だが十数年ぶりに帰った故郷は、海賊に襲われて無残な廃墟と化しており、もう人は誰も住んでいなかった。彼女が帰りたいとずっと思い描き続けた故郷は、面影すらどこにもなかったのだ。
燃え尽きた自分の家の前で、家族の安否も知れず、キティは地面に伏して号泣した。どんな暴力にも屈しなかった彼女が泣く姿を、シェレンベルクでさえ初めて見た。かけられる言葉は何もなく、彼女が「海賊なんか大嫌いだ。やっと故郷に帰ったのにもうどこにも行かない」と言い張るので、船の財宝をみんな置いて、シェレンベルクは去るしかなかった。
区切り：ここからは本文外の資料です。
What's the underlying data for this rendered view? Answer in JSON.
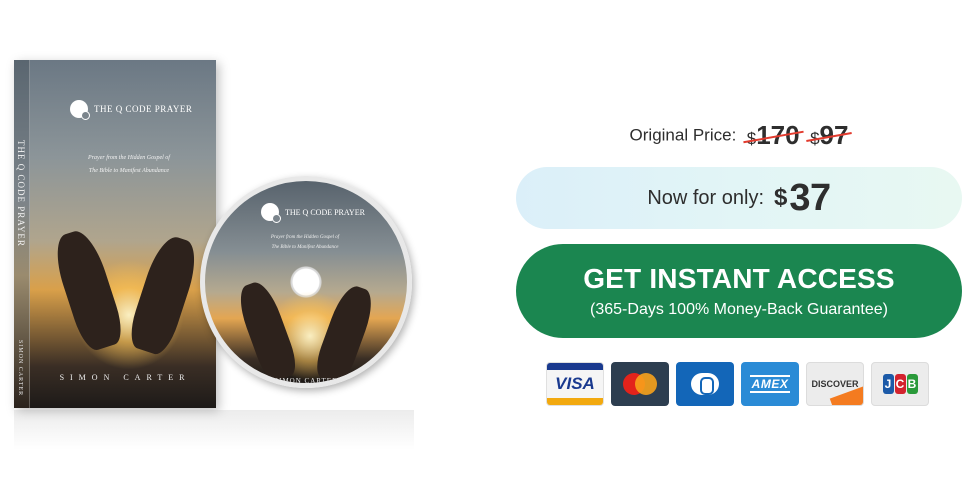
{
  "product": {
    "title": "THE Q CODE PRAYER",
    "subtitle_line1": "Prayer from the Hidden Gospel of",
    "subtitle_line2": "The Bible to Manifest Abundance",
    "author": "SIMON CARTER"
  },
  "pricing": {
    "original_label": "Original Price:",
    "currency": "$",
    "old_price_1": "170",
    "old_price_2": "97",
    "now_label": "Now for only:",
    "now_price": "37"
  },
  "cta": {
    "title": "GET INSTANT ACCESS",
    "subtitle": "(365-Days 100% Money-Back Guarantee)"
  },
  "payment_cards": {
    "visa": "VISA",
    "amex": "AMEX",
    "discover": "DISCOVER",
    "jcb_j": "J",
    "jcb_c": "C",
    "jcb_b": "B",
    "icons": [
      "visa-icon",
      "mastercard-icon",
      "diners-club-icon",
      "amex-icon",
      "discover-icon",
      "jcb-icon"
    ]
  },
  "colors": {
    "cta_green": "#1b8650",
    "strike_red": "#e23b2e",
    "pill_bg": "#dbeff9",
    "text_dark": "#2e2e2e"
  }
}
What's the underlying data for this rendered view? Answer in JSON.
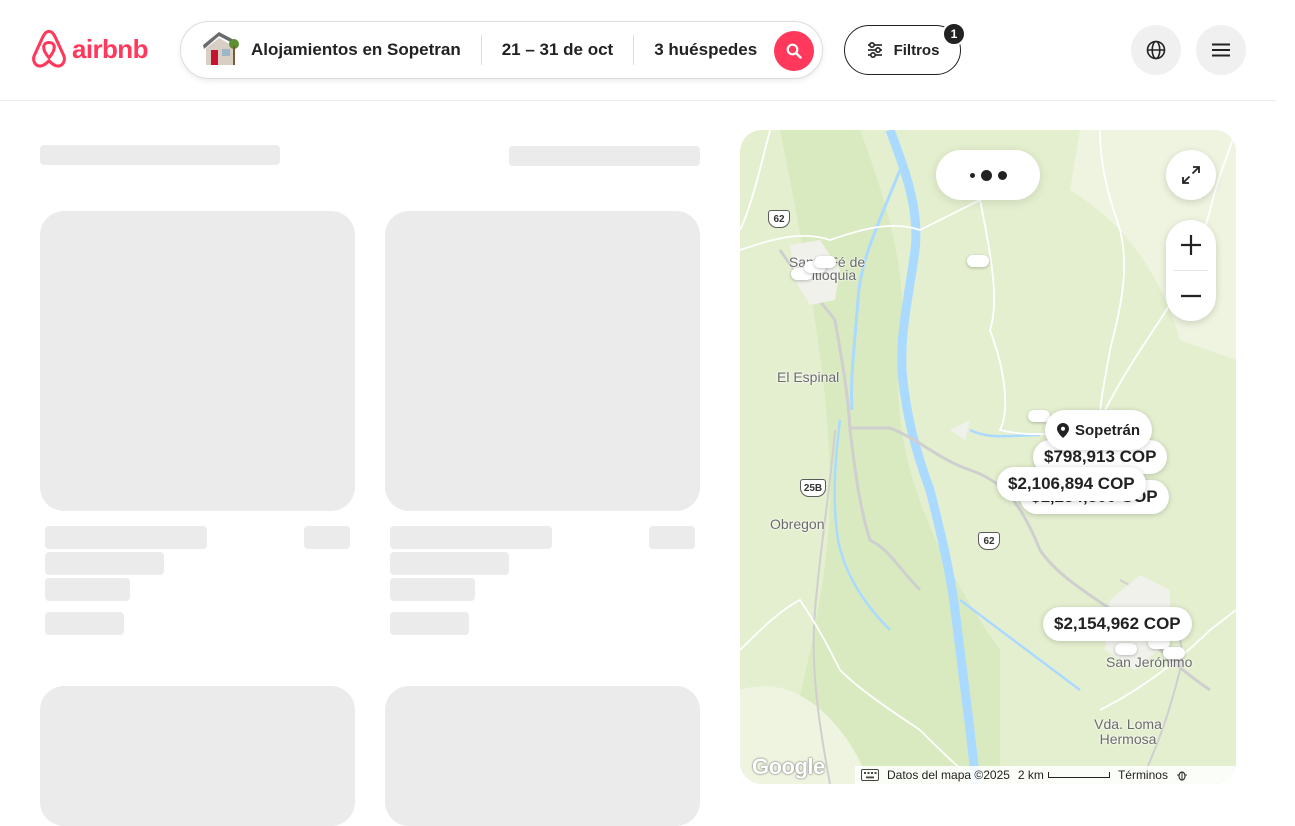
{
  "brand": {
    "name": "airbnb",
    "color": "#ff385c"
  },
  "search": {
    "location": "Alojamientos en Sopetran",
    "dates": "21 – 31 de oct",
    "guests": "3 huéspedes"
  },
  "filters": {
    "label": "Filtros",
    "badge": "1"
  },
  "map": {
    "labels": {
      "santa_fe": "Santa Fé de Antioquia",
      "el_espinal": "El Espinal",
      "obregon": "Obregon",
      "san_jeronimo": "San Jerónimo",
      "loma_hermosa": "Vda. Loma Hermosa"
    },
    "highways": {
      "h62a": "62",
      "h25b": "25B",
      "h62b": "62"
    },
    "place": "Sopetrán",
    "prices": {
      "p1": "$798,913 COP",
      "p2": "$2,106,894 COP",
      "p3": "$1,254,300 COP",
      "p4": "$2,154,962 COP"
    },
    "footer": {
      "google": "Google",
      "data": "Datos del mapa ©2025",
      "scale": "2 km",
      "terms": "Términos"
    }
  }
}
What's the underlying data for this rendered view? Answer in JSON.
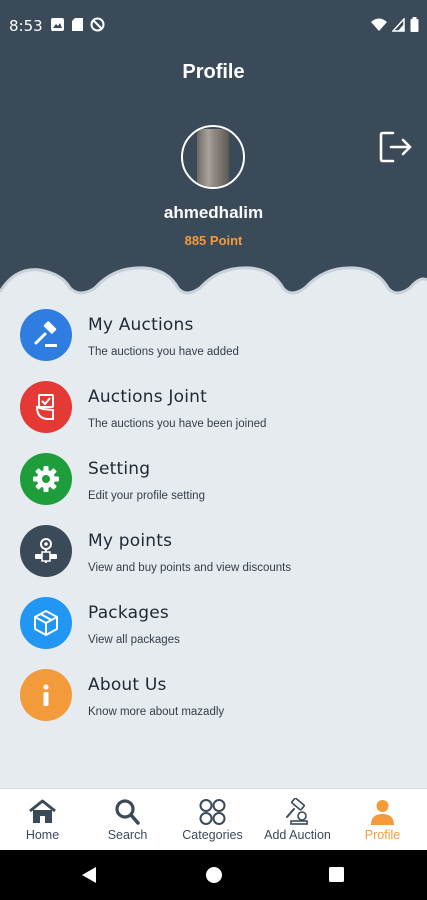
{
  "status_bar": {
    "time": "8:53"
  },
  "header": {
    "title": "Profile",
    "username": "ahmedhalim",
    "points": "885 Point"
  },
  "menu": {
    "items": [
      {
        "title": "My Auctions",
        "subtitle": "The auctions you have added",
        "icon": "gavel-icon",
        "color": "#2f7de1"
      },
      {
        "title": "Auctions Joint",
        "subtitle": "The auctions you have been joined",
        "icon": "hand-card-icon",
        "color": "#e53935"
      },
      {
        "title": "Setting",
        "subtitle": "Edit your profile setting",
        "icon": "gear-icon",
        "color": "#1e9e3a"
      },
      {
        "title": "My points",
        "subtitle": "View and buy points and view discounts",
        "icon": "coin-points-icon",
        "color": "#3b4a58"
      },
      {
        "title": "Packages",
        "subtitle": "View all packages",
        "icon": "package-box-icon",
        "color": "#2196f3"
      },
      {
        "title": "About Us",
        "subtitle": "Know more about mazadly",
        "icon": "info-icon",
        "color": "#f39a3b"
      }
    ]
  },
  "bottom_nav": {
    "items": [
      {
        "label": "Home",
        "icon": "home-icon"
      },
      {
        "label": "Search",
        "icon": "search-icon"
      },
      {
        "label": "Categories",
        "icon": "categories-icon"
      },
      {
        "label": "Add Auction",
        "icon": "add-auction-icon"
      },
      {
        "label": "Profile",
        "icon": "profile-icon",
        "active": true
      }
    ]
  },
  "colors": {
    "header_bg": "#3b4a58",
    "accent": "#f39a3b",
    "page_bg": "#e6ebf0"
  }
}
それから数年、シェレンベルクは海賊として海を行き続けた。海賊王が生まれ、処刑され、目まぐるしく時代は動いていった。
だがどんなに月日が流れても、彼女を忘れることはできなかった。
10年近くぶりにセイロウ島を訪れると、そこには小さな街ができていた。聞けば財宝を資金に開拓者を募り、丘の上のマダムが造り上げた街だという。
マダムが経営するサロンの名を聞いて、シェレンベルクは彼女が生きていてくれたことを知った。
『……遅い』
洒落た高級娼館なんて敷居が高く、ふるまいも服装もわからず、大きな花束とスーツを着て限界まで緊張いっぱいで訪ねたシェレンベルクを見てキティは呆れ顔をした。
痛々しく残った半身の火傷には、レースのような繊細で細かな刺青が入れられており、醜く傷跡が残るどころかあまりに魅惑的だった。あの頃もほかに類を見ないほど美しい女だと思ったけれど、地獄を見て、それでも生き抜いて同じ境遇の女たちを助け、故郷に再び街を造り上げたキティは本当に強くて凛として、触れるのをためらうほど美しいと思った。
『……あんた娼館に何しに来たんだい』
顔を覆って動けないシェレンベルクに、キティはそりゃあもう辛辣だった。